Engineering Dimensions writes: Alexander has been able to develop a specialty, especially since the province’s 2015 amendment of the Ontario Building Code allows buildings of up to six storeys to be built out of principally wood. In fact, because of her expertise, Alexander co-authored the guide Ontario’s Tall Wood Building Reference with Moses Structural Engineering principal David Moses, PhD, P.Eng., and CHM Fire Consultants Ltd. for the Ministry of Natural Resources and Forestry. “In the [building] code, we can go only up to six storeys, but there’s nothing really stopping us from going over,” Alexander asserts.


“With tall timber (over six storeys), one example of mass timber is cross-laminated timber, which is made up of three, five, seven or nine layers of dimensional lumber that are laminated together. The layers alternate in direction, crisscrossing at 90 degrees. It improves the strength and stability of the member, since you get the strong axis of the wood situated in both directions.”

However, Alexander notes that there are limitations, such as stair shafts, which must be made of non-combustible materials; and elevator shafts, which in Ontario aren’t necessarily built from wood due to suppliers’ preference. (Wood is also more susceptible to shrink, presenting a challenge when building fire shafts, which, at six storeys, must be made from non-combustible materials.) Alexander also co-authored the 2017 Ontario Wood Bridge Reference Guide, again with Moses, along with other engineers from her firm and Brown & Co., a firm that specializes in bridges, including wood bridges, for the provincial Ministry of Natural Resources and Forestry and the Canadian Wood Council.
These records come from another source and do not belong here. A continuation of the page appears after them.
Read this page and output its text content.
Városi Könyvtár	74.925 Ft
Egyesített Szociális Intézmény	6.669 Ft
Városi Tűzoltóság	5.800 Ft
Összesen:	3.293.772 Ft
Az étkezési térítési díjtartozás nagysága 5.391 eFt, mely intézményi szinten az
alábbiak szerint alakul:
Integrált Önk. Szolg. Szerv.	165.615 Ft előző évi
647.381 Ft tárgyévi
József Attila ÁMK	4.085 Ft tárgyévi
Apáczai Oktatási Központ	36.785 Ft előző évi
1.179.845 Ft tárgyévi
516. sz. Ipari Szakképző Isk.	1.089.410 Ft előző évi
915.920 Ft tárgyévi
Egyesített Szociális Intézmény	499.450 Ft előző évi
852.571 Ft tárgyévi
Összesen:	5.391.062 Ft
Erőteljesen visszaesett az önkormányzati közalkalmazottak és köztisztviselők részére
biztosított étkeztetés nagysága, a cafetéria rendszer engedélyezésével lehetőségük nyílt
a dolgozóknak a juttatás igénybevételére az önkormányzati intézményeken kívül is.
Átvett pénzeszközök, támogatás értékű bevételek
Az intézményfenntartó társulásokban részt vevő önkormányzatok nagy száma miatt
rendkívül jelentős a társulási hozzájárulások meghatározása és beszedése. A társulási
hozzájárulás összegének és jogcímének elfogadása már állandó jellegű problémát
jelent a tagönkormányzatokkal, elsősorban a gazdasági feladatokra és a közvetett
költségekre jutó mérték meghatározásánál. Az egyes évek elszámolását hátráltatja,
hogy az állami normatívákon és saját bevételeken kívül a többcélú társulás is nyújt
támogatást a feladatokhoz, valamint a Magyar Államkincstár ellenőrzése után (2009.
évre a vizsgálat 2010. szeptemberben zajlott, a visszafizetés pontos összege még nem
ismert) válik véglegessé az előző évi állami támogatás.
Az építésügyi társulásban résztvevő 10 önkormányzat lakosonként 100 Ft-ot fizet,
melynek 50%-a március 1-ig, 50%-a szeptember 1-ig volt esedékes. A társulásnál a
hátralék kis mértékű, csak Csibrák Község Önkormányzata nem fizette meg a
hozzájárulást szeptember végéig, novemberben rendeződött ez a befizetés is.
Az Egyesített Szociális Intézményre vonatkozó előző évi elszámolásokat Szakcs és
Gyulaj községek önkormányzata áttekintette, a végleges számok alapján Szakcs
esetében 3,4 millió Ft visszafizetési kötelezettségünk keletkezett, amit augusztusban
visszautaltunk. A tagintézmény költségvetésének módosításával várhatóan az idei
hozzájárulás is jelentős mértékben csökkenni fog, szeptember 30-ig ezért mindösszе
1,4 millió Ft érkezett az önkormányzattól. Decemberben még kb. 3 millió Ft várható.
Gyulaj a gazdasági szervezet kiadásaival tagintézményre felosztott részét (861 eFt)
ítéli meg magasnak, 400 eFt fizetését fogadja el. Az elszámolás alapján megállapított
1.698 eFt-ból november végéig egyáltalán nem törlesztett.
“When you see a wood bridge, it’s usually a pedestrian wood bridge in a park,” Alexander says. “But guess what? You can build a wood bridge for highways. It’s done all through Europe and BC and throughout the United States.” However, Alexander suspects that most Ontario engineers stick to manmade materials due to familiarity.
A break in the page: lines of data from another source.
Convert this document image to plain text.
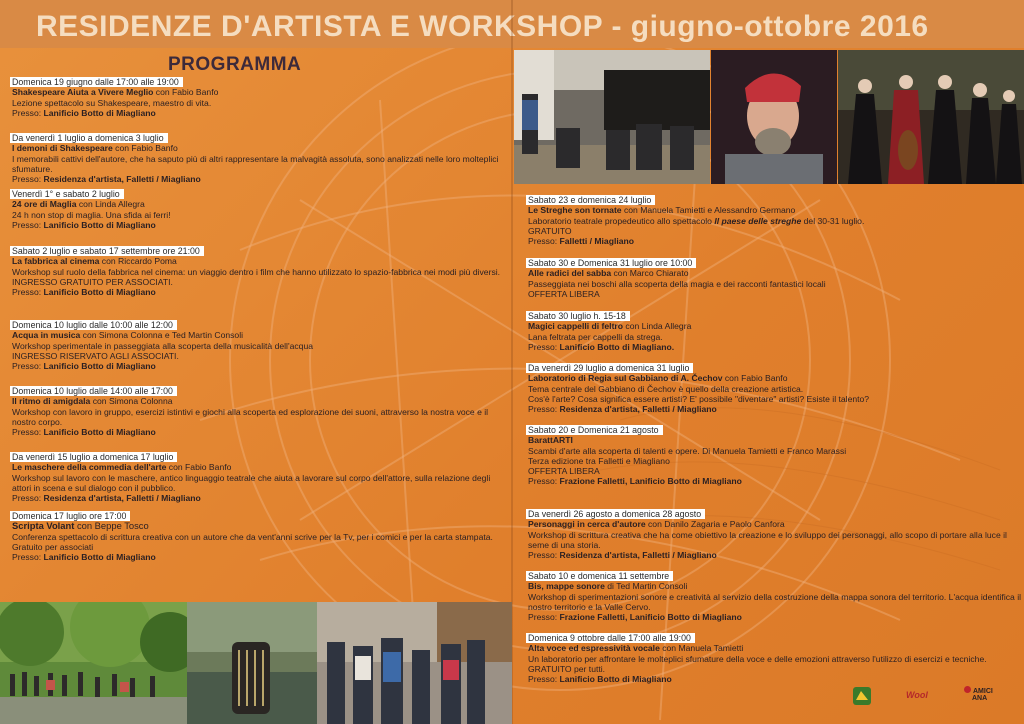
RESIDENZE D'ARTISTA E WORKSHOP - giugno-ottobre 2016
PROGRAMMA
Domenica 19 giugno dalle 17:00 alle 19:00
Shakespeare Aiuta a Vivere Meglio con Fabio Banfo
Lezione spettacolo su Shakespeare, maestro di vita.
Presso: Lanificio Botto di Miagliano
Da venerdì 1 luglio a domenica 3 luglio
I demoni di Shakespeare con Fabio Banfo
I memorabili cattivi dell'autore, che ha saputo più di altri rappresentare la malvagità assoluta, sono analizzati nelle loro molteplici sfumature.
Presso: Residenza d'artista, Falletti / Miagliano
Venerdì 1° e sabato 2 luglio
24 ore di Maglia con Linda Allegra
24 h non stop di maglia. Una sfida ai ferri!
Presso: Lanificio Botto di Miagliano
Sabato 2 luglio e sabato 17 settembre ore 21:00
La fabbrica al cinema con Riccardo Poma
Workshop sul ruolo della fabbrica nel cinema: un viaggio dentro i film che hanno utilizzato lo spazio-fabbrica nei modi più diversi.
INGRESSO GRATUITO PER ASSOCIATI.
Presso: Lanificio Botto di Miagliano
Domenica 10 luglio dalle 10:00 alle 12:00
Acqua in musica con Simona Colonna e Ted Martin Consoli
Workshop sperimentale in passeggiata alla scoperta della musicalità dell'acqua
INGRESSO RISERVATO AGLI ASSOCIATI.
Presso: Lanificio Botto di Miagliano
Domenica 10 luglio dalle 14:00 alle 17:00
Il ritmo di amigdala con Simona Colonna
Workshop con lavoro in gruppo, esercizi istintivi e giochi alla scoperta ed esplorazione dei suoni, attraverso la nostra voce e il nostro corpo.
Presso: Lanificio Botto di Miagliano
Da venerdì 15 luglio a domenica 17 luglio
Le maschere della commedia dell'arte con Fabio Banfo
Workshop sul lavoro con le maschere, antico linguaggio teatrale che aiuta a lavorare sul corpo dell'attore, sulla relazione degli attori in scena e sul dialogo con il pubblico.
Presso: Residenza d'artista, Falletti / Miagliano
Domenica 17 luglio ore 17:00
Scripta Volant con Beppe Tosco
Conferenza spettacolo di scrittura creativa con un autore che da vent'anni scrive per la Tv, per i comici e per la carta stampata. Gratuito per associati
Presso: Lanificio Botto di Miagliano
Sabato 23 e domenica 24 luglio
Le Streghe son tornate con Manuela Tamietti e Alessandro Germano
Laboratorio teatrale propedeutico allo spettacolo Il paese delle streghe del 30-31 luglio.
GRATUITO
Presso: Falletti / Miagliano
Sabato 30 e Domenica 31 luglio ore 10:00
Alle radici del sabba con Marco Chiarato
Passeggiata nei boschi alla scoperta della magia e dei racconti fantastici locali
OFFERTA LIBERA
Sabato 30 luglio h. 15-18
Magici cappelli di feltro con Linda Allegra
Lana feltrata per cappelli da strega.
Presso: Lanificio Botto di Miagliano.
Da venerdì 29 luglio a domenica 31 luglio
Laboratorio di Regia sul Gabbiano di A. Čechov con Fabio Banfo
Tema centrale del Gabbiano di Čechov è quello della creazione artistica.
Cos'è l'arte? Cosa significa essere artisti? E' possibile "diventare" artisti? Esiste il talento?
Presso: Residenza d'artista, Falletti / Miagliano
Sabato 20 e Domenica 21 agosto
BarattARTI
Scambi d'arte alla scoperta di talenti e opere. Di Manuela Tamietti e Franco Marassi
Terza edizione tra Falletti e Miagliano
OFFERTA LIBERA
Presso: Frazione Falletti, Lanificio Botto di Miagliano
Da venerdì 26 agosto a domenica 28 agosto
Personaggi in cerca d'autore con Danilo Zagaria e Paolo Canfora
Workshop di scrittura creativa che ha come obiettivo la creazione e lo sviluppo dei personaggi, allo scopo di portare alla luce il seme di una storia.
Presso: Residenza d'artista, Falletti / Miagliano
Sabato 10 e domenica 11 settembre
Bis, mappe sonore di Ted Martin Consoli
Workshop di sperimentazioni sonore e creatività al servizio della costruzione della mappa sonora del territorio. L'acqua identifica il nostro territorio e la Valle Cervo.
Presso: Frazione Falletti, Lanificio Botto di Miagliano
Domenica 9 ottobre dalle 17:00 alle 19:00
Alta voce ed espressività vocale con Manuela Tamietti
Un laboratorio per affrontare le molteplici sfumature della voce e delle emozioni attraverso l'utilizzo di esercizi e tecniche.
GRATUITO per tutti.
Presso: Lanificio Botto di Miagliano
Wool	AMICI
ANA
Her expertise in co-authoring the documents came from her background research in building tall wood buildings. Alexander has since incorporated into her work helping people who work with wood but don’t necessarily have experience working on taller structures. “You want to make it clear to read for somebody who’s worked with wood but hasn’t done a six-storey building,” she says. “I worked with [Local 27 Carpenters and Allied Workers, a trade union]…and put together a six-storey module to show them all the connections with wood.”

Alexander’s proudest moment, though, is working on the Brampton, ON, Saint Elias the Prophet Ukrainian Catholic Church restoration.

The original church burned in a fire, and Alexander engineered many of the structural elements, including the church’s five Boyko domes—the largest of which weighs over 18,000 kilograms—typical of Ukrainian-style architecture. “We used glulam,” Alexander explains. “[It’s] a dimensional wood lumber laminated together…because trees come only so big.”

On the outside, they used cedar. Alexander was filled with awe when she visited the site. “Everything was huge…I’m used to going on-site, where everything is dirty, but this site was very clean. You could smell the fresh-cut cedar lumber,” she reminisces. “It’s so nice that you forget that you’re supposed to be reviewing the installation. But it’s so stunning on the inside, and they kept with the tradition of the original church.” The church ultimately won the 2016 Wood Works! Institutional-Commercial Wood Design Award <$10 million. It’s projects like this that make Alexander, who is just finishing up a year-long parental leave, eager to get back to work.